None of this was new to the thoughts of man, Paul merely had to adapt it to suit his own purpose and another doctrine was set into place. An escape from death became the major theme, and it was accomplished through the blood offering of a human sacrifice and thence, the resurrection of the ‘dead’ god. There is no difference here between the beliefs that were very much alive in Paul’s time, and that which he preached. Aware or not, he was framing the establishment that would rule men’s lives for almost two thousand years.

And it is proper for this student to note that none of these beliefs were in evidence in the practices of the Disciples, or in, The Jerusalem Church, or in the minds of those who knew The Christ, until Paul unleashed his theological tirades.

Now, as compassionate as this letter was meant to be, Paul follows his method of operation to the last letter. How many times does this man end his salutations to a congregation with an open threat? In the midst of his platitudes, Paul takes time to remark on the fate of ‘other’ Christians who do not completely follow his gospel.

“For many of whom I have often told you and now tell you even with tears, live as enemies of the cross of Christ. Their end is destruction… ” (Philippians 3:18-19; RSV)

If Peake’s Commentary, is attempting to be sarcastic, or is simply reflecting Paul’s own opinion, we do not know, but the reference to his example of perfect Christian living is listed here as information. (Peake’s Commentary on the Bible; Page 988: 862e)

In the final section of his letter, Paul makes reference once again to two women, “…Euodia and Syntyche… help these women, for they labored side by side with me in the gospel together with Clement and the rest of my fellow workers…” (Philippians 4:3; RSV)

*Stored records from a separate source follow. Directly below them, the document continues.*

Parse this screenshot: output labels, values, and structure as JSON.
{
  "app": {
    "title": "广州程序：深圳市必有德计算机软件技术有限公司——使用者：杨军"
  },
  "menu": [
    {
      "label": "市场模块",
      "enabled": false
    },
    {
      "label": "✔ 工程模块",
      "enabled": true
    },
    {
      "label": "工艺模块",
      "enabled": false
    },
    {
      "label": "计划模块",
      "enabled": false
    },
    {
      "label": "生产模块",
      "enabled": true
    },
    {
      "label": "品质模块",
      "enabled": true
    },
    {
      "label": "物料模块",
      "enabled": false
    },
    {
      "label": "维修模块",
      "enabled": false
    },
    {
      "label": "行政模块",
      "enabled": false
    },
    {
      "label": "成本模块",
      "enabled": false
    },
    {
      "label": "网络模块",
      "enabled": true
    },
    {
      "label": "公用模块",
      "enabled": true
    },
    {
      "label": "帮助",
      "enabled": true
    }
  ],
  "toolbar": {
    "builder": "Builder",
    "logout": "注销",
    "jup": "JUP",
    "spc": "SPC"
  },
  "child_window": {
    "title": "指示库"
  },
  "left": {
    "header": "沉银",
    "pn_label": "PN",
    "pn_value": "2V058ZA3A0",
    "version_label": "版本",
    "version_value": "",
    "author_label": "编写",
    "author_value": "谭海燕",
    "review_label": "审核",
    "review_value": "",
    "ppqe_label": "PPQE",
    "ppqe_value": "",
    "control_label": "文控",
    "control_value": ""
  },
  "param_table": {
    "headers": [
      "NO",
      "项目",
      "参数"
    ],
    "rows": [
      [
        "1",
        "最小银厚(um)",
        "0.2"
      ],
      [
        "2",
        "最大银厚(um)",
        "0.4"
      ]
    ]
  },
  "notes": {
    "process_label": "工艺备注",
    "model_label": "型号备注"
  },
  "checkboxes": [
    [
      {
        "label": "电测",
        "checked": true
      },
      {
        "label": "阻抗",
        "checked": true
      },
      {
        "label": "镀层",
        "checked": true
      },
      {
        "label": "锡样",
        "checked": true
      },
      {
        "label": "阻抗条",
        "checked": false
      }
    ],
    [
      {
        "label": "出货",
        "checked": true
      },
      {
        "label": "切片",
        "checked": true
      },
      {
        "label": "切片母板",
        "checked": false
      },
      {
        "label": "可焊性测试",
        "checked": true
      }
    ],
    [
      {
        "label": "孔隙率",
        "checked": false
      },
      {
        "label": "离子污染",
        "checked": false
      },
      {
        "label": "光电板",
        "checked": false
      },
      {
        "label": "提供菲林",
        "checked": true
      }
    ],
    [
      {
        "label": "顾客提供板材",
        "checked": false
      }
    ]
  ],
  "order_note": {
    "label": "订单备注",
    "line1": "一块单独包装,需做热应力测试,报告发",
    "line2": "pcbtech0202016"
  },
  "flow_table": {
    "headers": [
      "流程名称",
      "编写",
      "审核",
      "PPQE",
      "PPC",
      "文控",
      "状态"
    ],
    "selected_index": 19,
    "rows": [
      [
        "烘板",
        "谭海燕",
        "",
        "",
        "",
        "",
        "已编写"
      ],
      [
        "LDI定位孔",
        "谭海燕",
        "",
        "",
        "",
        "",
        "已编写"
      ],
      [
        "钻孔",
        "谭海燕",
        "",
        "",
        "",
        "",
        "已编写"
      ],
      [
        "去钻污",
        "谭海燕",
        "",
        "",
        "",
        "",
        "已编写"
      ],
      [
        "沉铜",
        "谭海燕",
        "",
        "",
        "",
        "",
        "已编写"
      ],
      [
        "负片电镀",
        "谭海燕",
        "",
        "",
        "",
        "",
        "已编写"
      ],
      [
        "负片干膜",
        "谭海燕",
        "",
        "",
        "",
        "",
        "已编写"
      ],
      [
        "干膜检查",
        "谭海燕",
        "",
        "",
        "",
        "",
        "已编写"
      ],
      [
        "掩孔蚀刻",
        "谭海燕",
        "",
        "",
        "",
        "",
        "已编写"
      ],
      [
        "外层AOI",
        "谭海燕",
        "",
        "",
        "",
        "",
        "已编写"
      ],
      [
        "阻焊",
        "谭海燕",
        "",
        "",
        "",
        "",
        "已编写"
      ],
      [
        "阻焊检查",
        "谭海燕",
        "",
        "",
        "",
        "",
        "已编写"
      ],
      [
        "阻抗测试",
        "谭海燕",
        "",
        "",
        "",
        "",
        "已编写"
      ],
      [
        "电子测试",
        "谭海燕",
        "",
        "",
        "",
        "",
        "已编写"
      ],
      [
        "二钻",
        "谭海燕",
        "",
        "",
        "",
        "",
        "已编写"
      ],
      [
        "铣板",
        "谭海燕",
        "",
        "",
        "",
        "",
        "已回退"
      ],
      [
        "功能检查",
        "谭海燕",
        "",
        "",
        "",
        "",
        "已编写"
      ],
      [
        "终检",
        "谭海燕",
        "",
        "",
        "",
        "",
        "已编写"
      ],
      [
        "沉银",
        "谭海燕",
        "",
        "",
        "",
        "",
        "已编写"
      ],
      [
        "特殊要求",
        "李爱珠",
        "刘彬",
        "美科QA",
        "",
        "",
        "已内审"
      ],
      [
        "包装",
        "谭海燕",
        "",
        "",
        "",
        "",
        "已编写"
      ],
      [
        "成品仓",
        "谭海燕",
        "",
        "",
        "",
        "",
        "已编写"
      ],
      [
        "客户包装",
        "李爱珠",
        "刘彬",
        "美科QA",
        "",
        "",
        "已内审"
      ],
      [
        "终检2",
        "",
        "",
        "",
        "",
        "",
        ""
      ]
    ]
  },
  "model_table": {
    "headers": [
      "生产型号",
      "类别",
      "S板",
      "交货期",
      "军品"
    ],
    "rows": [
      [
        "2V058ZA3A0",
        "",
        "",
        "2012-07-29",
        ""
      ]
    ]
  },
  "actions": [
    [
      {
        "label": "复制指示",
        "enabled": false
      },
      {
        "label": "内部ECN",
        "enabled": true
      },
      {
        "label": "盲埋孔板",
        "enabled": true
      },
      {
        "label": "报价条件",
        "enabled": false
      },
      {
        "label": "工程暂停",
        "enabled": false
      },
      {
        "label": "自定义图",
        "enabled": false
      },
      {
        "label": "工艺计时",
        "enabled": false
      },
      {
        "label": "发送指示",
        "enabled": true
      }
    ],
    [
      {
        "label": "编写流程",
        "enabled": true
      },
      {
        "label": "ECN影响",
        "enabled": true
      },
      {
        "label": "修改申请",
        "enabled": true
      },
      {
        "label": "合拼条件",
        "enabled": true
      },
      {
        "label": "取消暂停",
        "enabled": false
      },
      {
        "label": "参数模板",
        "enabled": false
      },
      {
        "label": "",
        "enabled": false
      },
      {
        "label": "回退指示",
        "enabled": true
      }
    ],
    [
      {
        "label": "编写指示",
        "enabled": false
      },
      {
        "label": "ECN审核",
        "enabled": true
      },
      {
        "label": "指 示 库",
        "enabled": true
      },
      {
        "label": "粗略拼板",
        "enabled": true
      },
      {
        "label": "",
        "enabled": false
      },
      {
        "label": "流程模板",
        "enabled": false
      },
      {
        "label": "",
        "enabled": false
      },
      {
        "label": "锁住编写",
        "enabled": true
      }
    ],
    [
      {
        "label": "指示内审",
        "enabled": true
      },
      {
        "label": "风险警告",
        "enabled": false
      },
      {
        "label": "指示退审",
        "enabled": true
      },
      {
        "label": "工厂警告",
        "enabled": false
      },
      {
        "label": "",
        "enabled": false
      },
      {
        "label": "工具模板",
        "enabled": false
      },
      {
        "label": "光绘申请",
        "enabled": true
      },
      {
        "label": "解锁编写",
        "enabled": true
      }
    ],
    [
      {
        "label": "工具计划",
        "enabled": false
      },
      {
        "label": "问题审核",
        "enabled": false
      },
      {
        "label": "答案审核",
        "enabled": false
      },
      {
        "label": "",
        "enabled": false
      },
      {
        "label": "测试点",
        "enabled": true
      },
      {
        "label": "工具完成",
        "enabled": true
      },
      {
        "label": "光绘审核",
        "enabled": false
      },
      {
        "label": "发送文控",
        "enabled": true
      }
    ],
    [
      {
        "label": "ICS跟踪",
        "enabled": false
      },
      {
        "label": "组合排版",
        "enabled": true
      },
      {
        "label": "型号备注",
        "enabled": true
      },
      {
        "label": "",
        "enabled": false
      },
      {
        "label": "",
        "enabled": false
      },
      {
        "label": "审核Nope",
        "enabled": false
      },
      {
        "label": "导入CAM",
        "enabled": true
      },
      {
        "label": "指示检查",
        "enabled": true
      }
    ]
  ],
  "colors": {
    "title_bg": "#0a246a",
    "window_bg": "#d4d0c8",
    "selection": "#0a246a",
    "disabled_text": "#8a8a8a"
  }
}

Both Peake’s, and The Interpreter’s Bible, believe that one of these women may have been the, Lydia, referred to in Acts. Obviously, they had been a vital part of Paul’s ministry early in Philippi, possibly allowing him to use their homes as meeting places, or places of worship, within the congregational network.

But Paul still must be sure that his work and authority are recognized.

“What you have learned and received and heard and seen in me, do; and the God of peace will be with you.” (Philippians 4:9; RSV)

And if you didn’t…

Paul ends with a thank you ‘note’, for the money gift that the Philippians have sent to him. Some theologians have considered Paul’s statement as being ‘trite’ and a ‘thanks’ that may have been more in a sarcastic mode than any other. We do not know how large an amount was given.

Lohmeyer considers this as the ‘thankless thanks’. (Peake’s Commentary on the Bible; Page 988: 863b)

He may also have been insulted by the amount they sent him, considering it beneath his ‘worth’. However, Paul’s staunch defenders do not weaken, even in the sight of contradiction.

A final word in conclusion of this letter, referring to Paul’s use of the phrase, “…the book of life.” (Philippians 4:3; RSV and KJV)

This is another invention ‘of speech’ originated by Paul for his ‘congregations, which was taken from the practice of listing the inhabitants of towns and cities in a book for an approximate census.

This phrase is also used in Apocalyptic thought. It appears several times in the book of Revelation.” (The Interpreter’s Bible; Volume 11: Page 108)

That which Paul evolves through his letters finds expression in Philippians. Its final exposition is contained in Ephesians.